Kerim Yasar Examines Nation, Narration and Immediacy in Early Japanese Sports Broadcasting
Kerim Yasar, assistant professor at the University of Southern California (USC) and the author of Electrified Voices: How the Telephone, Phonograph, and Radio Shaped Modern Japan, 1868–1945, recently spoke at the University of North Carolina at Chapel Hill, presenting excerpts from his book. In his lecture, delivered Feb. 8, 2019, Yasar detailed the origins of sports broadcasting in Japan and its development under the close watch of the Japanese empire and listeners across the nation.
Yasar works in USC’s Department of East Asian Languages and Cultures, specializing in modern Japanese literature, cinema, media history and translation studies. Yasar has also translated a variety of media, including over a hundred films. His interest in sound recording and transmission is visible throughout Electrified Voices and in his presentation, as he focused on radio, specifically sports broadcasting, and its effects on Japanese culture.
Sports broadcasting in Japan dates back to around 1927. At the time, the Japanese empire heavily enforced censorship upon radio stations, so there was no room for improvisation for broadcasters. Yet the goal of Tokyo Broadcast Station (NHK), then known as JOAK, was to “convey to listeners a sense of immediacy,” said Yasar. Soon, an emerging broadcaster would change the sports broadcasting scene in Japan dramatically, from reading from set scripts to on-the-fly narration.
Matsuuchi Norizō, a former financial news announcer turned sports broadcaster, brought life to his announcements, conveying the kind of excitement a fan would have, but neglected to report the actual game. Upon realizing that listeners were more fascinated by Matsuuchi’s delivery than the games, JOAK supported the idea to offer a way for listeners to “experience” the game rather hear detailed analyses. Matsuuchi’s reporting style, particularly his use of five or seven syllable patterns, became widely popular, Yasar noted.

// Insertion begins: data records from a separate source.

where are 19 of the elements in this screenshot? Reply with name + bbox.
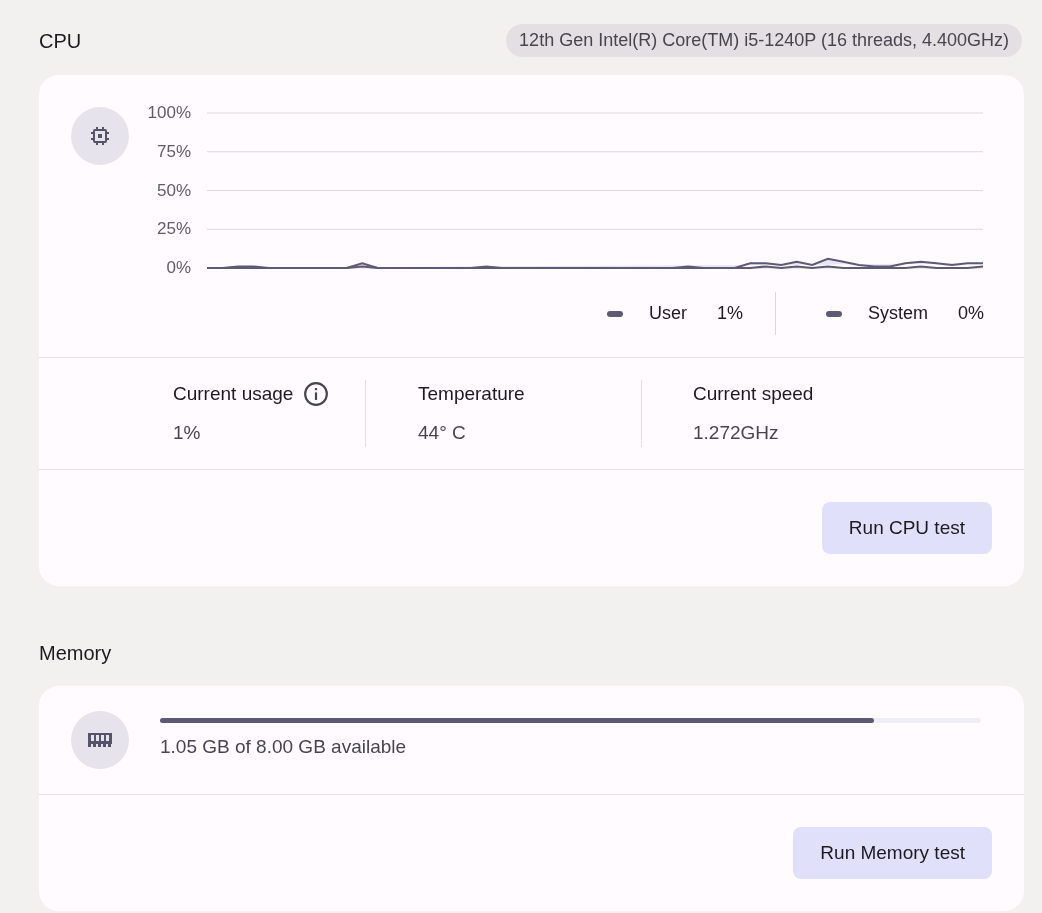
- legend-label: User: [648, 302, 687, 325]
- axis-tick-label: 75%: [156, 145, 191, 158]
- legend-value: 1%: [716, 302, 743, 325]
- stat-value: 44° C: [418, 420, 467, 445]
- section-title: Memory: [39, 641, 112, 666]
- stat-value: 1.272GHz: [693, 420, 780, 445]
- stat-value: 1%: [173, 420, 202, 445]
- processor-chip: 12th Gen Intel(R) Core(TM) i5-1240P (16 threads, 4.400GHz): [506, 24, 1022, 57]
- legend-label: System: [867, 302, 928, 325]
- legend-value: 0%: [958, 302, 984, 325]
- stat-label: Current usage: [173, 382, 294, 406]
- stat-label: Temperature: [418, 382, 525, 406]
- memory-available-text: 1.05 GB of 8.00 GB available: [160, 735, 408, 760]
- section-title: CPU: [39, 28, 82, 54]
- axis-tick-label: 100%: [147, 107, 191, 119]
- axis-tick-label: 50%: [156, 184, 191, 197]
- axis-tick-label: 25%: [156, 223, 191, 236]
- stat-label: Current speed: [693, 382, 814, 406]
- axis-tick-label: 0%: [166, 262, 191, 274]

The public quickly began demanding recordings of Matsuuchi’s broadcasts, which were difficult to produce, so he instead created reenactments, going so far as to simulate sound effects. While this might seem contradictory to the immediacy of early Japanese sports broadcasting, Yasar said that “the consumers of these broadcasts and recordings were aware that they were not literally ‘live,’ yet their desire for the feeling of liveness was enough for them to play along with the fiction.”
Eventually, Matsuuchi was replaced as the new ‘it’ sports broadcaster by Kasai Sansei, whose style was “brisk and matter-of-fact, free of the literary and dramatic flourishes that distinguished Matsuuchi’s,” said Yasar. Kasai was more knowledgeable about baseball, the most popular sport at the time, and Kasai was able to satisfy both the sense of immediacy and the desire for accuracy.
Years later, Japan’s presence in international athletics became prominent in the Summer Olympics, particularly in swimming. Yasar highlighted the 1936 Olympics in Berlin as a significant year for the Japanese, specifically in the 200-meter women’s breaststroke. According to Yasar, avid spectators considered Japan’s Maehata Hideko and Germany’s Martha Genenger as the top competitors, and while the race was excitingly close, Maehata placed first. This was a major victory for Japan and produced Kasai’s most memorable broadcasts. The phrase ‘Maehata, ganbare,’ meaning ‘keep going’ or ‘hang in there’, which Kasai enthusiastically chanted, “is possibly the most famous phrase in Japanese sports broadcasting history,” said Yasar. The sense of liveness, of immediacy that Kasai created for Japanese listeners garnered a strong sense of nationalism in Japan. As Yasar put it, “the nation seemed to listen as one.”
“Maehata Ganbare!: Nation, Narration and Immediacy in Early Japanese Sports Broadcasting” was sponsored by the Carolina Asia Center.